An old friend in the spotlight – ‘Cage Against The Machine’


“nothing is accomplished by writing a piece of music

nothing is accomplished by hearing a piece of music

nothing is accomplished by performing a piece of music” 

These slightly alarming words are the first words that appear in John Cage’s collection of writings called ‘Silence’.They take me back to one of the most enjoyable things I ever did at Oxford – studying American experimental music of the 1950s. I’ve found it quite amusing recently that Cage is back on the agenda, reborn as a sort of anti-X-factor freedom fighter in that perennial barometer of the state of humanity, the Christmas charts. I even went and bought the single.

After a good number of terms full of dusty musicological tomes on Schenkerian analysis and the like (some of which I quite enjoyed, to be fair), Cage was a bit of a revelation to me during my final year at Oxford. Though he wrote with a light touch and plenty of humour, it was never through arrogance or judgement, but as a result of a complete lack of self-concern. All that he was interested in was exploring every element of his environment, judging nothing, sensing everything. 4’33”, his infamous ‘silent’ piece that has found itself in the UK charts this christmas, is more than a jokey idea – it is an operating mode for every moment of life.
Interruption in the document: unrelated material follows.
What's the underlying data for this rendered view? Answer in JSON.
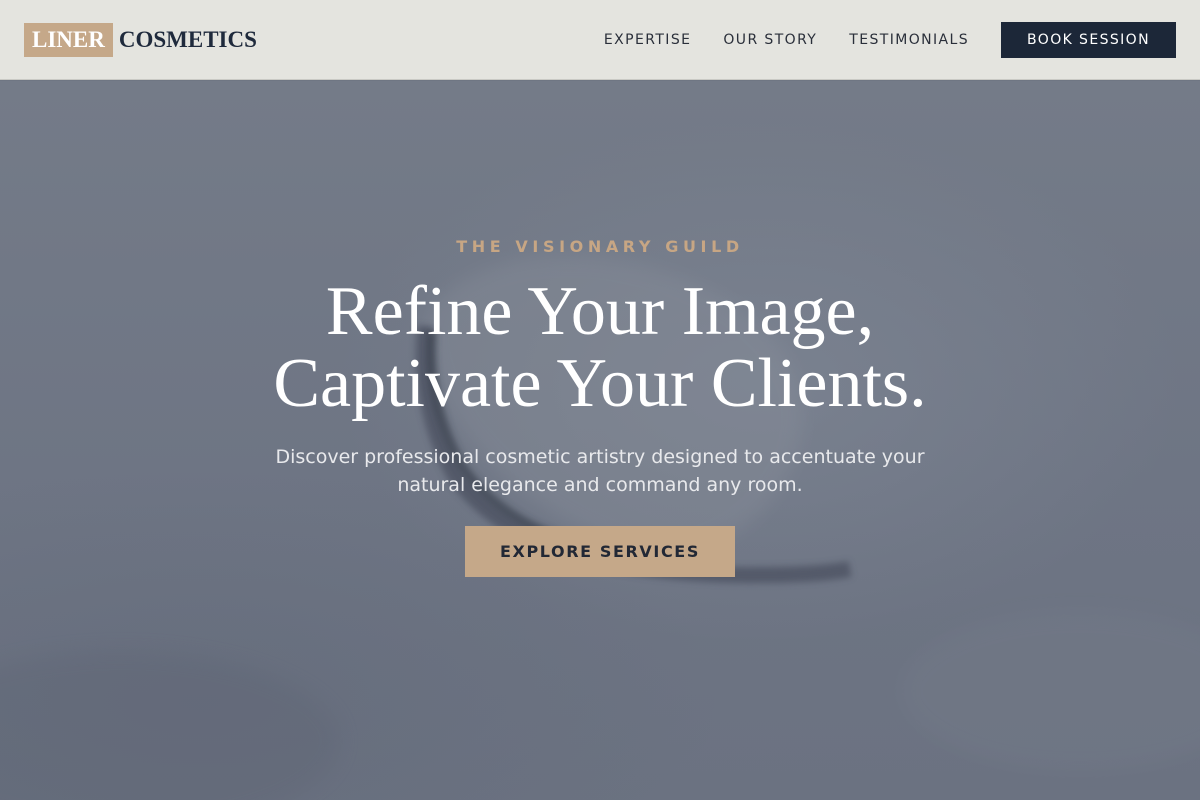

A concept that Cage could never understand was the idea of attaching ‘meaning’ to music, somehow loading it with human purpose. “Let the notes be themselves” was a recurring motto of his, and the sentiment behind the quotation at the top of this post. I found myself thinking that Cage would be unhappy that his great monument to multiplicity and openness was being seized upon as something with purpose, in a good-vs-evil battle for musical integrity in which I suspect he would have had very little interest.

On the other hand, Cage rarely seemed unhappy with anything (a very good advert for Zen buddhism). What would he really make of ‘Cage against the machine’? I like to think of Imaginary Landscape No. 4, one of his iconic pieces involving 12 radios. Famously, Cage had not foreseen that, at the time of evening that the concert was programmed for, most of the radio stations would not be broadcasting, so most of what was heard was white noise. Maybe Imaginary Landscape 27 (or whatever he might have been up to by now) would involve 12 television sets at 8pm on a Saturday night, 12 remote controls, a randomly-generated series of channel switching, electronic manipulations, volume controls, live pauses (we’re assuming Sky + here), and tall, greying man at the front with a a gentle smile and open ears.